Lose It! uses the Mifflin equation, an estimate of my daily activity level, and my weight loss goal to determine a daily caloric budget. They assume a sedentary lifestyle, but users can correct for this on a given day by logging physical activity or, if they happen to have integrated a device like mine, earning a “Fitbit adjustment.” On days when the Fitbit Flex says I have burned more than Lose It! estimates, I get the difference subtracted from my net amount of calories in, a non-zero Fitbit adjustment. However, the adjustment only goes in one direction: if Fitbit says I burned fewer calories than Lose It!, calories are not added to my net intake—I simply have a Fitbit adjustment of 0 for the day.

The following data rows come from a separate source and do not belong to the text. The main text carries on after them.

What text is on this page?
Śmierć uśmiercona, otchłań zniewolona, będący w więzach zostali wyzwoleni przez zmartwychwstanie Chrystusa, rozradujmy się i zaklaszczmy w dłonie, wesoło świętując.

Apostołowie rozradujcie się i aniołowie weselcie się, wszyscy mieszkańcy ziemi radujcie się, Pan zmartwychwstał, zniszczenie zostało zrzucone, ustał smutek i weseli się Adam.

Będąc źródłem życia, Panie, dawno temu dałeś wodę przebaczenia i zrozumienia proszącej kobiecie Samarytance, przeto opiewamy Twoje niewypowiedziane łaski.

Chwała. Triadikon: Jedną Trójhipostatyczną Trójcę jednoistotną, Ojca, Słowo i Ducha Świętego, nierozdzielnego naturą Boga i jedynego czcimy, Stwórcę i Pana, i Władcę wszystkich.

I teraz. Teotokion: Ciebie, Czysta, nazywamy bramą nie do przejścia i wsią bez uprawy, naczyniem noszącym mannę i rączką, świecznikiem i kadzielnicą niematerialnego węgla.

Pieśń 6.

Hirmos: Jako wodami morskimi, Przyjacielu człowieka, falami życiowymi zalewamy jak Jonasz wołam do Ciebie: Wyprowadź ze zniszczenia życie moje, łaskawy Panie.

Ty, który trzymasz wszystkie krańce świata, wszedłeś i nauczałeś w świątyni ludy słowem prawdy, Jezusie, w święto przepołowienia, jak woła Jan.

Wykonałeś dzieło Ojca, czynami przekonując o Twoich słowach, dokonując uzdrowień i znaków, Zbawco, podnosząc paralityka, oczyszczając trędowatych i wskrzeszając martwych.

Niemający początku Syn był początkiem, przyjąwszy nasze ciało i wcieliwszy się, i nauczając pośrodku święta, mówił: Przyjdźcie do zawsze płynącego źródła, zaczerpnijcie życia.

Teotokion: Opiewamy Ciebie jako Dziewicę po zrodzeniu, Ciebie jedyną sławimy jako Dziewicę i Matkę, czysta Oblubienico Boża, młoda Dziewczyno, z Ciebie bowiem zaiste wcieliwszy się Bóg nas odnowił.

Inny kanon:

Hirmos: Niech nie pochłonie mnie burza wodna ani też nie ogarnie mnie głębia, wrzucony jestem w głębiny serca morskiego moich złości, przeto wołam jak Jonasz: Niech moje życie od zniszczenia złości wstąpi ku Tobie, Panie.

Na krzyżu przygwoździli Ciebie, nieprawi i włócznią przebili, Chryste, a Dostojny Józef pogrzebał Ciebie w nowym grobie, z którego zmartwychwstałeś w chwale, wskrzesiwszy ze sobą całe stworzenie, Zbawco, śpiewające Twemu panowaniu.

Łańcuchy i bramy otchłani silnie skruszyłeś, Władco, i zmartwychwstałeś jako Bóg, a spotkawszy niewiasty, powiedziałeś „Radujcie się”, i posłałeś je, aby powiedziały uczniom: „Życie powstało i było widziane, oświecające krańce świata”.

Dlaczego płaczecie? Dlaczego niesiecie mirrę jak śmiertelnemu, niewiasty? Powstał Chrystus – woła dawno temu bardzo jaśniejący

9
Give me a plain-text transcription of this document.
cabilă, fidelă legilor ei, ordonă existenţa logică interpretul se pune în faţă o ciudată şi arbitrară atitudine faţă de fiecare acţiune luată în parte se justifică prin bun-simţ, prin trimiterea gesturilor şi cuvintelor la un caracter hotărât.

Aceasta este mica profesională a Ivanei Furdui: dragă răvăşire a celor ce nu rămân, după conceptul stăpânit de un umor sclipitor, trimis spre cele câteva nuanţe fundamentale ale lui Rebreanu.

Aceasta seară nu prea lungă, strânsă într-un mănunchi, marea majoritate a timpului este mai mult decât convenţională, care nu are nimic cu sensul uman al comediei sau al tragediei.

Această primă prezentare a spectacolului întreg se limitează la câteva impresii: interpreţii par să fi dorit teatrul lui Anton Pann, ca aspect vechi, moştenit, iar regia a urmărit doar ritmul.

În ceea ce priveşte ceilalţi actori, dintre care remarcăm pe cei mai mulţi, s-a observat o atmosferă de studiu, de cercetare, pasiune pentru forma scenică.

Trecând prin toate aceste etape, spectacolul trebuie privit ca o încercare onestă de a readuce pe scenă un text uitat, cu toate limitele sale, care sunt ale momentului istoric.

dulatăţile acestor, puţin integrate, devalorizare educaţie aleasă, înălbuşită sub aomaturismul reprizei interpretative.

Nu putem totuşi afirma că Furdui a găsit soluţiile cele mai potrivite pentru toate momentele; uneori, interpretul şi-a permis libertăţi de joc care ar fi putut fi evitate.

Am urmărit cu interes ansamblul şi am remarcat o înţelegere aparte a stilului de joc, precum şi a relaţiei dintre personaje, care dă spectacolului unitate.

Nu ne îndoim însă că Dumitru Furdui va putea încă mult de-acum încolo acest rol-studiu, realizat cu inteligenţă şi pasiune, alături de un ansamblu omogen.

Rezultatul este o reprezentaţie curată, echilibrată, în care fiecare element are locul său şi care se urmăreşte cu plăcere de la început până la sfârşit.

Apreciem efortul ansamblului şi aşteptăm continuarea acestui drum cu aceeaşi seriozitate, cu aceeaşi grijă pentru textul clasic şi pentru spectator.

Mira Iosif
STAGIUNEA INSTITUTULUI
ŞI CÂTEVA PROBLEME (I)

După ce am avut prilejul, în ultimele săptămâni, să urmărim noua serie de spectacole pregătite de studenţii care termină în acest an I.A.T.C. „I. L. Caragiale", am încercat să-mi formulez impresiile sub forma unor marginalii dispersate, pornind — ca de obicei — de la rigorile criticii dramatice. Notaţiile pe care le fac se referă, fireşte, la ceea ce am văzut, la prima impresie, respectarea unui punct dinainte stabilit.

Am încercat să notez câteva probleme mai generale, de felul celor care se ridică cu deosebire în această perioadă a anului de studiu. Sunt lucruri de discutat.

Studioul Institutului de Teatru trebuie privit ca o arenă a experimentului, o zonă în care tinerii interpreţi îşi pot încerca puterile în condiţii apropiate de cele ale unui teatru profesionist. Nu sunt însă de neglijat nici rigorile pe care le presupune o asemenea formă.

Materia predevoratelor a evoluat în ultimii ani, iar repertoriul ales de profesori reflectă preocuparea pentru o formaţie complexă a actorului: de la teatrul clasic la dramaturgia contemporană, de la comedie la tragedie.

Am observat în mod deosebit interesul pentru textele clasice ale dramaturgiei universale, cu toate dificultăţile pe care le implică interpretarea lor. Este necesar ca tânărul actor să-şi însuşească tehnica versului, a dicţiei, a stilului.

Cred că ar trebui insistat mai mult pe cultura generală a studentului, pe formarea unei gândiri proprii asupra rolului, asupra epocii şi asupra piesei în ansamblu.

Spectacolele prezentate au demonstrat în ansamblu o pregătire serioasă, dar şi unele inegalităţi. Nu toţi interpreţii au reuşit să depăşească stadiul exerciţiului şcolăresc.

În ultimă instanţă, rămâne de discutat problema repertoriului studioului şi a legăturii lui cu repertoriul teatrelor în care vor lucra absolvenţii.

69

I recently discovered on a couple 0 adjustment days that Fitbit thought I was burning less than Lose It! predicted. As I said, I don’t know which estimate of my rest metabolism is correct, but to get Lose It! and Fitbit on the same page, I erred on the side of caution and changed the setting on the program that predicted I burn more.

The next step in the evolution of fitness data technology is a calories-burned monitor that learns from me: if I could teach the Fitbit Flex by giving it weight data (hey Fitbit, my weight hasn’t changed despite your predictions), it could adjust its algorithm for my body’s rest metabolism by incorporating that data over time.

Trying to sort this out has been maddening. None of it changes the simple fact that I have burned far more calories than I consumed by the safest estimates. I stay under budget with food. I put in thirty minutes on the treadmill despite my sense that this has little to do with the number on the scale. As Taubes put it, “despite half a century of efforts to prove otherwise, scientists still can’t say that exercise will help keep off the pounds”—a claim so unsettling it’s hard to believe, so I remain agnostic. Last week, I spent an afternoon digging a trench for an electrical line instead of using the treadmill. At least that activity has already yielded a tangible result.